When our beliefs are challenged by something that we have no control over, we start to question our world view. Some people call this a culture shock and boy, has Covid 19 been one of those.
Our whole belief system becomes shaky when more than one belief is questioned and, so as our beliefs are such an important part of how we see ourselves, we begin to ask that question ‘who am I now?’ This makes us wonder ‘was I wrong to believe this in the first place?’
On top of that, when our ingrained beliefs are challenged our brain feels we are being threatened. This sets off a chain of physiological reactions, like fight or flight, as either we will defend our beliefs up to and including attacking those who do not believe what we do, or we will run away as we feel in danger. Even worse, we could end up with the dorsal nerve reaction of freeze, and we cannot move or become isolated and inert.
Values are principles or standards of behaviour we feel are important and they shape our morals, character, and behaviour. We see right and wrong based on our values, like a personal code of conduct. Of course, everyone has different values, so we all have a different code of conduct.
“Values are more likely to change over time and are not so rigid as beliefs. Values are usually split into a few areas like integrity, achievement, intelligence, spirituality, creativity, freedom, courage, order, enjoyment, health, and presence.” – Jeffery,S
Values are what guide us towards our career, our choices in partners and our even down to how much we will compromise.
Values are what guide us towards our career, our choices in partners and our even down to how much we will compromise. For example, I have a value of a fair, equal and equitable workplace and have left roles when this has not been part of the culture there. In fact, this belief has empowered me to become a safeguarding and equality consultant.

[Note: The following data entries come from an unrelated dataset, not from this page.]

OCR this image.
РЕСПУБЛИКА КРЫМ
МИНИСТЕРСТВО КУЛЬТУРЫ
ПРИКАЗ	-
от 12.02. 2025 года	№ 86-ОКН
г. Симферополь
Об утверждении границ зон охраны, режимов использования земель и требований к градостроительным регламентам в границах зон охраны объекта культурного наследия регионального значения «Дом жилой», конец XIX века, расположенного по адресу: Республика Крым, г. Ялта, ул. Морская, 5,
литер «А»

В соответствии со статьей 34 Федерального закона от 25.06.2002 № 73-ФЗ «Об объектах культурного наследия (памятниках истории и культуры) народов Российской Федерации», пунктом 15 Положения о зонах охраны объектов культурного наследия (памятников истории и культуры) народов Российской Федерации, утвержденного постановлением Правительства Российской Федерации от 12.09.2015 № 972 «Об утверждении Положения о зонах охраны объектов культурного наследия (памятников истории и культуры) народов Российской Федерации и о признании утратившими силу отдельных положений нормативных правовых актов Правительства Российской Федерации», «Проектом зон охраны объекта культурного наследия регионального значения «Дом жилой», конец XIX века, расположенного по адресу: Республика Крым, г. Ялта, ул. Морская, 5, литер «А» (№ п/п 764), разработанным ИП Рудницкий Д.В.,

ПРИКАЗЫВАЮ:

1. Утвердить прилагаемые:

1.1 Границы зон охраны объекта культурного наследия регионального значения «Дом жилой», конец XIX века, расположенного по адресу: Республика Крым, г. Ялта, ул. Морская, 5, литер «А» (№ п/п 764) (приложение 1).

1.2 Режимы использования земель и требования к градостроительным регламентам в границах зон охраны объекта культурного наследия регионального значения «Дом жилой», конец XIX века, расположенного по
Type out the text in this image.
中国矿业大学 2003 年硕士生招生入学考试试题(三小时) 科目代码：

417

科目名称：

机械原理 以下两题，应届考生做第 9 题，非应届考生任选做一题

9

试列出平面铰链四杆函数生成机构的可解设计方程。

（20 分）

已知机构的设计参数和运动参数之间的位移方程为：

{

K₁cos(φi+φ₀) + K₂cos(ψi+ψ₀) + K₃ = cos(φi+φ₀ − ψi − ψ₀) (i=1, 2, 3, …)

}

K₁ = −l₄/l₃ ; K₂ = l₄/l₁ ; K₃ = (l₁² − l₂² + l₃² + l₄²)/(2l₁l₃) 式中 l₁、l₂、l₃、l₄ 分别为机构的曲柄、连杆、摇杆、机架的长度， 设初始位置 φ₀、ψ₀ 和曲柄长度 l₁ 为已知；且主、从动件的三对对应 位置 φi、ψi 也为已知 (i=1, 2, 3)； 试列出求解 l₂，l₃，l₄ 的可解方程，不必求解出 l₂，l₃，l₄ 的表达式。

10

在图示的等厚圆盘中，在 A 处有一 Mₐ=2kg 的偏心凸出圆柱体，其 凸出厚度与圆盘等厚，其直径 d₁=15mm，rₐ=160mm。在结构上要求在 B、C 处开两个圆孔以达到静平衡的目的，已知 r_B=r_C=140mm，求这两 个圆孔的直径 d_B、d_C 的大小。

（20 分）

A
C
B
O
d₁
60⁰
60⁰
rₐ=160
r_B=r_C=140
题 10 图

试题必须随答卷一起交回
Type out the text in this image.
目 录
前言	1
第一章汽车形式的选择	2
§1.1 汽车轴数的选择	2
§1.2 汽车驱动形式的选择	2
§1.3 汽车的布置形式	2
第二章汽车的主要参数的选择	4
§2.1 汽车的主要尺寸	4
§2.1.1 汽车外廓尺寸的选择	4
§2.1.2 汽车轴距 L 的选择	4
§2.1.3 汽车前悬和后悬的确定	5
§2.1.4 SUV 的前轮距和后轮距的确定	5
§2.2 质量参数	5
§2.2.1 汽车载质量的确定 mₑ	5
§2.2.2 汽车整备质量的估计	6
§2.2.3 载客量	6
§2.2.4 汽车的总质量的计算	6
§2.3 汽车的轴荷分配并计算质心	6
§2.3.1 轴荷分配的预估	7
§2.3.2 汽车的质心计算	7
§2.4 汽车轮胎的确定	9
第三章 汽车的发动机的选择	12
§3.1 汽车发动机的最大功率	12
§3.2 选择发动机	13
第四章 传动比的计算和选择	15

When our values are challenged, we find ourselves returning to bad habits (such as eating too much, drinking etc) or becoming childish just to make ourselves feel better. I recognise a few of those in there for me so how about you?
So, what can we do to deal with these challenges made by Covid 19 to the things we hold important?
Starting with beliefs, its often a good idea to write a lifeline or life story to see where we first got our core beliefs from. Then we can see if we have evidence for them, how they are being challenged and either review our belief or find a way to minimise the impact of the challenge we are feeling right now.
As for values, there are lots of good websites on the internet where you can look at values and work with them. But defining values first is important.
- Identifying times when we were happy, what, who, where and when?
- Finding times, we were proud, why, who and when
- Looking for times when we felt fulfilled – why and when
Then we can find our key values in all these areas and break it down to 5 or 6 key values.
Now we can see what our code of conduct is and use it to help us deal with Covid 19. For example, if uniqueness is a key value, then finding ways to work from home which is unique and creative is important. It may be that time should be spent on find ways to being having uniqueness to our home or clothes. There is lots of choice on the internet.
We all need to remember we can only control what we can right now by prioritising our self-care and self-development as much as we can.